Tips on troubleshooting individual file indexing with Alfresco 5.2 / Solr 6
I have a Alfresco Community (201707) installation which i am using to compare the default solr 4 vs solr 6 in the alfresco-search-services-1.1.0 install.
After a full index with Solr 4, I get the following info from the solr4 admin page:
Num Docs: 163458
Max Docs: 163458
Deleted Docs: 0
Master (Searching) 1524504594659 159 6.5 GB
Nodes in Index: 70921 Transactions in Index: 80844 Approx transactions remaining: 0
Unindexed Nodes: 11441 Error Nodes in Index: 0
in the solr4 SUMMARY report, I can see that it's done:
Node count with FTSStatus Clean 69165 Node count with FTSStatus Dirty 0 Node count with FTSStatus New 0
When I test the solr 6 setup, I stop the alfresco app, make the changes to the alfresco install for Solr 6, start the solr server and the alfresco server, and let it re-index. It plugs along for a few hours, and then completes with the following stats:
Deleted Docs: 0
Master (Searching) 1524581958240 586 2.48 GB
, and in the SUMMARY report:
Alfresco Nodes in Index 70937 Alfresco Transactions in Index 81470 Alfresco Unindexed Nodes 11698 Alfresco Error Nodes in Index 0
Node count with FTSStatus Clean 69181 Node count with FTSStatus Dirty 0 Node count with FTSStatus New 0
So the indexer looks done and comparable volume-wise to the solr4 setup.

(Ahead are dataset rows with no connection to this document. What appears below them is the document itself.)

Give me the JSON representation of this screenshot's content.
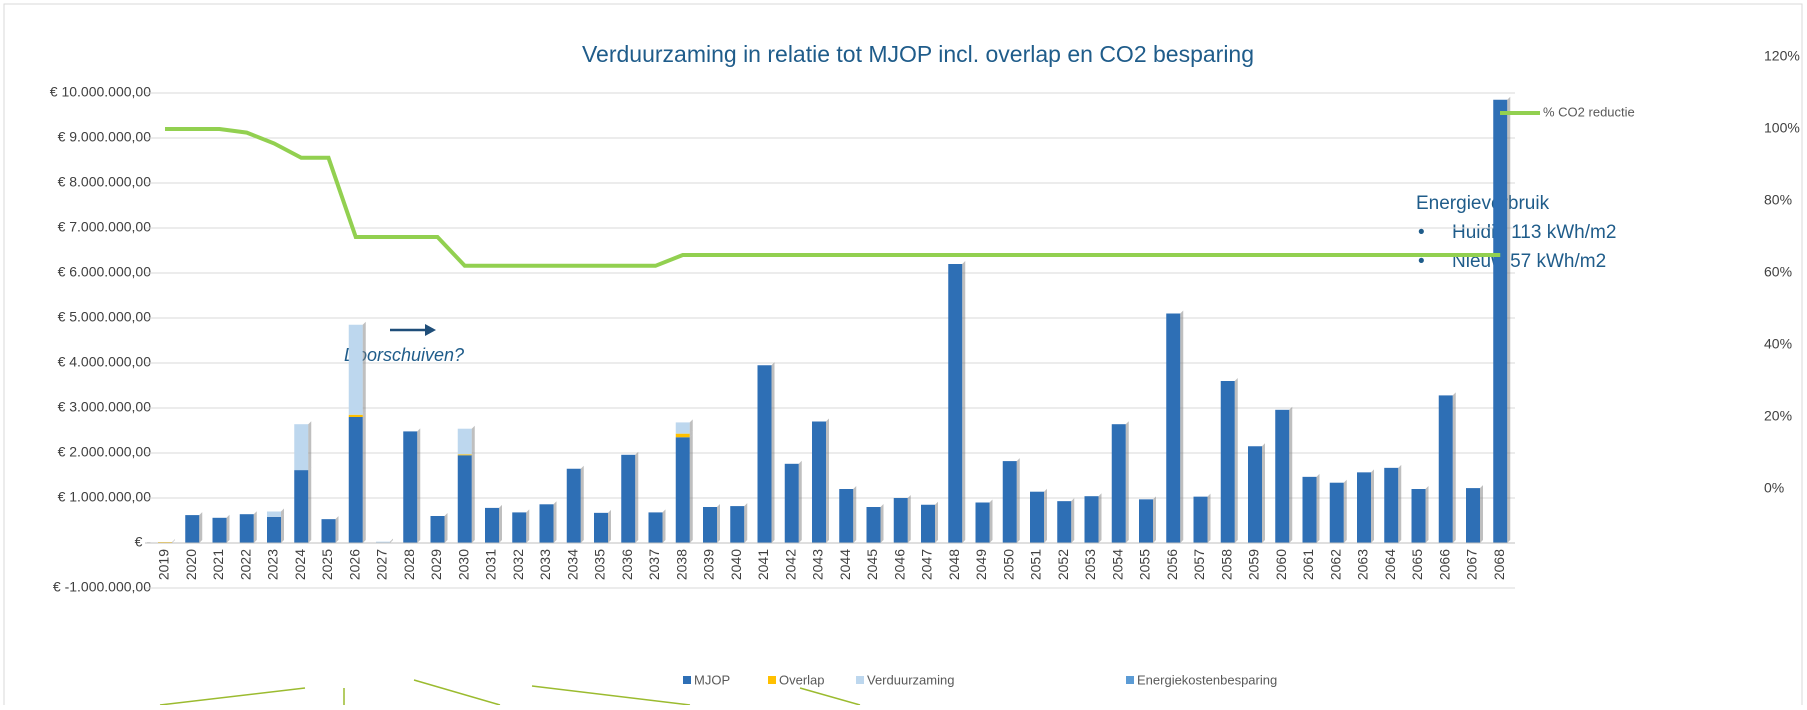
{
  "chart_data": {
    "type": "bar",
    "title": "Verduurzaming in relatie tot MJOP incl. overlap en CO2 besparing",
    "categories": [
      "2019",
      "2020",
      "2021",
      "2022",
      "2023",
      "2024",
      "2025",
      "2026",
      "2027",
      "2028",
      "2029",
      "2030",
      "2031",
      "2032",
      "2033",
      "2034",
      "2035",
      "2036",
      "2037",
      "2038",
      "2039",
      "2040",
      "2041",
      "2042",
      "2043",
      "2044",
      "2045",
      "2046",
      "2047",
      "2048",
      "2049",
      "2050",
      "2051",
      "2052",
      "2053",
      "2054",
      "2055",
      "2056",
      "2057",
      "2058",
      "2059",
      "2060",
      "2061",
      "2062",
      "2063",
      "2064",
      "2065",
      "2066",
      "2067",
      "2068"
    ],
    "series": [
      {
        "name": "MJOP",
        "color": "#2e6fb5",
        "values": [
          0,
          620000,
          560000,
          640000,
          580000,
          1620000,
          530000,
          2800000,
          0,
          2480000,
          600000,
          1950000,
          780000,
          680000,
          860000,
          1650000,
          670000,
          1960000,
          680000,
          2350000,
          800000,
          820000,
          3950000,
          1760000,
          2700000,
          1200000,
          800000,
          1000000,
          850000,
          6200000,
          900000,
          1820000,
          1140000,
          930000,
          1040000,
          2640000,
          970000,
          5100000,
          1030000,
          3600000,
          2150000,
          2960000,
          1470000,
          1340000,
          1570000,
          1670000,
          1200000,
          3280000,
          1220000,
          9850000
        ]
      },
      {
        "name": "Overlap",
        "color": "#ffc000",
        "values": [
          20000,
          0,
          0,
          0,
          0,
          0,
          0,
          50000,
          0,
          0,
          0,
          20000,
          0,
          0,
          0,
          0,
          0,
          0,
          0,
          80000,
          0,
          0,
          0,
          0,
          0,
          0,
          0,
          0,
          0,
          0,
          0,
          0,
          0,
          0,
          0,
          0,
          0,
          0,
          0,
          0,
          0,
          0,
          0,
          0,
          0,
          0,
          0,
          0,
          0,
          0
        ]
      },
      {
        "name": "Verduurzaming",
        "color": "#bdd7ee",
        "values": [
          0,
          0,
          0,
          0,
          120000,
          1020000,
          0,
          2000000,
          30000,
          0,
          0,
          570000,
          0,
          0,
          0,
          0,
          0,
          0,
          0,
          250000,
          0,
          0,
          0,
          0,
          0,
          0,
          0,
          0,
          0,
          0,
          0,
          0,
          0,
          0,
          0,
          0,
          0,
          0,
          0,
          0,
          0,
          0,
          0,
          0,
          0,
          0,
          0,
          0,
          0,
          0
        ]
      },
      {
        "name": "Energiekostenbesparing",
        "color": "#5b9bd5",
        "values": [
          0,
          0,
          0,
          0,
          0,
          0,
          0,
          0,
          0,
          0,
          0,
          0,
          0,
          0,
          0,
          0,
          0,
          0,
          0,
          0,
          0,
          0,
          0,
          0,
          0,
          0,
          0,
          0,
          0,
          0,
          0,
          0,
          0,
          0,
          0,
          0,
          0,
          0,
          0,
          0,
          0,
          0,
          0,
          0,
          0,
          0,
          0,
          0,
          0,
          0
        ]
      },
      {
        "name": "% CO2 reductie",
        "color": "#92d050",
        "type": "line",
        "axis": "y2",
        "values": [
          100,
          100,
          100,
          99,
          96,
          92,
          92,
          70,
          70,
          70,
          70,
          62,
          62,
          62,
          62,
          62,
          62,
          62,
          62,
          65,
          65,
          65,
          65,
          65,
          65,
          65,
          65,
          65,
          65,
          65,
          65,
          65,
          65,
          65,
          65,
          65,
          65,
          65,
          65,
          65,
          65,
          65,
          65,
          65,
          65,
          65,
          65,
          65,
          65,
          65
        ]
      }
    ],
    "ylim": [
      -1000000,
      10800000
    ],
    "yticks": [
      {
        "value": -1000000,
        "label": "€ -1.000.000,00"
      },
      {
        "value": 0,
        "label": "€ -"
      },
      {
        "value": 1000000,
        "label": "€ 1.000.000,00"
      },
      {
        "value": 2000000,
        "label": "€ 2.000.000,00"
      },
      {
        "value": 3000000,
        "label": "€ 3.000.000,00"
      },
      {
        "value": 4000000,
        "label": "€ 4.000.000,00"
      },
      {
        "value": 5000000,
        "label": "€ 5.000.000,00"
      },
      {
        "value": 6000000,
        "label": "€ 6.000.000,00"
      },
      {
        "value": 7000000,
        "label": "€ 7.000.000,00"
      },
      {
        "value": 8000000,
        "label": "€ 8.000.000,00"
      },
      {
        "value": 9000000,
        "label": "€ 9.000.000,00"
      },
      {
        "value": 10000000,
        "label": "€ 10.000.000,00"
      }
    ],
    "y2lim": [
      -27.5,
      120
    ],
    "y2ticks": [
      {
        "value": 0,
        "label": "0%"
      },
      {
        "value": 20,
        "label": "20%"
      },
      {
        "value": 40,
        "label": "40%"
      },
      {
        "value": 60,
        "label": "60%"
      },
      {
        "value": 80,
        "label": "80%"
      },
      {
        "value": 100,
        "label": "100%"
      },
      {
        "value": 120,
        "label": "120%"
      }
    ],
    "grid": true,
    "annotations": {
      "shift": "Doorschuiven?",
      "energy_title": "Energieverbruik",
      "energy_items": [
        "Huidig 113 kWh/m2",
        "Nieuw 57 kWh/m2"
      ]
    }
  }
}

What first concerned me was the significantly smaller size: the Solr4 6.5 Gb vs Solr6 2.5 Gb size after a complete reindex, when I was expecting a 15% size increase with the introduction of fingerprints.
There are some docs that I can't get in a full text search result set, even though the docs have the index aspect attached. I can try to reindex one of those docs, but no luck
"FlateFilter: stop reading corrupt stream due to a DataFormatException"
"An error occured when reading table hmtx"
But no more then I saw on the solr4 setup.
Any thoughts on how best to troubleshoot the inconsistencies?
Also, I know i can't upgrade to the pdfbox 2.0.X in 5.2, but anyone able to replace the pdfbox-1.8.10.jar and pdfbox-1.8.10.jar with pdfbox-1.8.13.jar and pdfbox-1.8.13.jar to get over the pdfbox probs?